Study skills sessions for coursework and presentations are available from the English Language Centre (internal webpage).

Types of assessment

Coursework and assessed essays

Throughout your degree, many modules will require you to complete assessed essays.

An essay should represent your own informed response to the topic set. Your aim when writing an essay should be to produce a reasoned argument which directly addresses the terms of the question, proceeding in a clearly structured manner to a conclusion. As such, it is important to plan your work thoroughly.

Lecture notes and secondary literature may well be used in preparing an essay, but always in ways which show that you have assimilated – and so are able to modify and apply – what you have heard or read. Re-cycling of class notes or slavish reproduction of lecture material or critical reading is to be avoided.

You should ensure your coursework conforms to the relevant style guide; more details can be found on Philosophy style guide page.

Presentations

Some modules may include an assessed presentation as part of the assessment. Presentation work may be individual or group-based. It is designed to enable you to practice your skills at orally delivering your work to an audience: a very important transferable skill.

Examinations

Many modules, particularly at undergraduate level, contain examinations as part of their pattern of assessment. These take place during one of the College's examination periods, of which there are three during the year (January, May and August; the latter is typically reserved for resit/ replacement examinations).
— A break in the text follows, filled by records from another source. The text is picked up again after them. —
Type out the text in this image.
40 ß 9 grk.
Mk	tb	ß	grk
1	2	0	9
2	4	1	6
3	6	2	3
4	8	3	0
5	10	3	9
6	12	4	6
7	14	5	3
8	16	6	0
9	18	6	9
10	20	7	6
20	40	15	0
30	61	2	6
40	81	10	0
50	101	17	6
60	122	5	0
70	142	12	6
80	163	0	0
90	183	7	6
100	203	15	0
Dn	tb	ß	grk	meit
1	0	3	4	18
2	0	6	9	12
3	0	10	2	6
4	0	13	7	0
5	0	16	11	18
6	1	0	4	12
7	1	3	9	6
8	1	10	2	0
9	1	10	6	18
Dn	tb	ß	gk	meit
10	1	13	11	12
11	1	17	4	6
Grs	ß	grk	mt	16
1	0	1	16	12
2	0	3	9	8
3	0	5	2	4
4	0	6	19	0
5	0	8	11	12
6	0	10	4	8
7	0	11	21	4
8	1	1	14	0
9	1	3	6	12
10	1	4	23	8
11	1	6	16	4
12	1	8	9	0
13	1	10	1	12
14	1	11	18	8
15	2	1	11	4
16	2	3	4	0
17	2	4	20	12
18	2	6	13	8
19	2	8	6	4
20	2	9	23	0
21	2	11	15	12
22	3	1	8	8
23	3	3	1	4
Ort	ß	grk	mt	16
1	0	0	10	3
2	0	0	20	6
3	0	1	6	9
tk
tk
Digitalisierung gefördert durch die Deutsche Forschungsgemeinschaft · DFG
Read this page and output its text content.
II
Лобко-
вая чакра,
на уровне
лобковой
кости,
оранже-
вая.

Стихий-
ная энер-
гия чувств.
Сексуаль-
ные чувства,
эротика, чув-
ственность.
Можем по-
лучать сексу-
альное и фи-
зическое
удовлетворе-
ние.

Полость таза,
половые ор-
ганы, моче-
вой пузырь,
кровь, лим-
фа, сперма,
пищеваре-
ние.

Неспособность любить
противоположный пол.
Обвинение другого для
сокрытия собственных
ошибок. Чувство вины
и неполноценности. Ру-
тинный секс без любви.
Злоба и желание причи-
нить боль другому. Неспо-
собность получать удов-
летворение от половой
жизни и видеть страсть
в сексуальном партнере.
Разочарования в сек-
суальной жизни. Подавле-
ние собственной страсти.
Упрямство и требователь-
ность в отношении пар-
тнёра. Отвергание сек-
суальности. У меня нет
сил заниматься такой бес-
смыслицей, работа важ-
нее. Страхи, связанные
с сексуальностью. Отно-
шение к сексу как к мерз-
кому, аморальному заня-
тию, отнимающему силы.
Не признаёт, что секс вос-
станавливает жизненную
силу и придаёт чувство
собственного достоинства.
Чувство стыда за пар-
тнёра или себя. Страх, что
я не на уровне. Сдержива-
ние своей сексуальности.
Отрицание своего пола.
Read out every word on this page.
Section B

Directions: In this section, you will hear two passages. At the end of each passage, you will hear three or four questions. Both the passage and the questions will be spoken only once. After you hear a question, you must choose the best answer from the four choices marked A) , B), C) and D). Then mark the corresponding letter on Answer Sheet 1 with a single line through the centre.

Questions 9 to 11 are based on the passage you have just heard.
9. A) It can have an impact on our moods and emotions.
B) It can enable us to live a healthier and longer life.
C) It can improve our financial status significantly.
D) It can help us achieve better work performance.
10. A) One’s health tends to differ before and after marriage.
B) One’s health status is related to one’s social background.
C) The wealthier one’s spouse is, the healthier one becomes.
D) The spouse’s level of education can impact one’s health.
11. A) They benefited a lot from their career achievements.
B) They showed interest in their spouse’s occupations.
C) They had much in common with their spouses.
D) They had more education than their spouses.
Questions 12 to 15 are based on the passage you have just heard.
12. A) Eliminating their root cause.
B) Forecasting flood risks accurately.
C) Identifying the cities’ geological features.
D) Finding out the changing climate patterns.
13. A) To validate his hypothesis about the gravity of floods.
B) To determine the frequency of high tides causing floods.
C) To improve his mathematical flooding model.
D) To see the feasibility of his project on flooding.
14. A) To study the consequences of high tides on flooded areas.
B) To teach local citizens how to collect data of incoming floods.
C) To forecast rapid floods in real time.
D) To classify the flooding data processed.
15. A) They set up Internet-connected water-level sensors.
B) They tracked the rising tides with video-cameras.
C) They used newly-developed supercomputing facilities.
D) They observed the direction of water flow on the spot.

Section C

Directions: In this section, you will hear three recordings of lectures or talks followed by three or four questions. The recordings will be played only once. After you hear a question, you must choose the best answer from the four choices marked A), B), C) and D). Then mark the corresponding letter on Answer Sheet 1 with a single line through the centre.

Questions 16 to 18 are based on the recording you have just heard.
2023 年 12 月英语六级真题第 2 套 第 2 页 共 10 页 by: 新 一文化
Many examinations will be designed to test the range of your knowledge, as in many cases you will not be told the questions in advance. Generally, however, the skills required to do well in an examination will be similar to those you will have practised during your coursework. Be sure to read the examination paper rubric, and remember to make sure that your answers are well structured and address the specific question(s) being asked.

For advice on how best to prepare for your examinations, you are advised to consult with your personal tutor, the module tutor, and to review past papers and Examiners Reports where available. 

Further important guidance for examination candidates can be found on the Examinations & Awards Office website.  

Dissertations

A dissertation is your opportunity to research a specific topic in greater depth. You will typically work independently, albeit under the guidance of a member of staff.

A key element in succeeding with your dissertation will be to build on the skills and techniques you have learned when researching and writing other essays. Nevertheless, it is essential that you are prepared to direct your own study to a great extent (though your supervisor will be on hand to offer general guidance) and it is vital that you manage your time carefully.

Further details on dissertations are available on the dissertations page. 

Formative work

Formative assessment is not-for-credit; your final mark for the module will rest solely on your summative assessment. But formative assessment nevertheless constitutes an essential part of the overall learning process, so it should be taken seriously.

The point of the formative assessment is to 'inform' the work you go on to do subsequently. The idea is that you will go on to use the material you've developed within the framework of your formative work when it is time to do that summative work. The reassurance that marks from the formative work don't matter should mean that you feel confident enough to take risks in trying out various ideas. And then the feedback you get should tell you which are working and which aren't, and suggest avenues down which you might usefully pursue your ideas further.

Specimen Essays

The below documents are examples of first-class essays:

Marking Criteria

Generic marking criteria for undergraduate and taught postgraduate modules in the Faculty of Arts & Humanities can be found on the marking criteria for assessment page.

Certain modules may have components of assessment with specific marking criteria. If specific marking criteria are employed for any of your assessments you will be able to find them in the KEATS module area.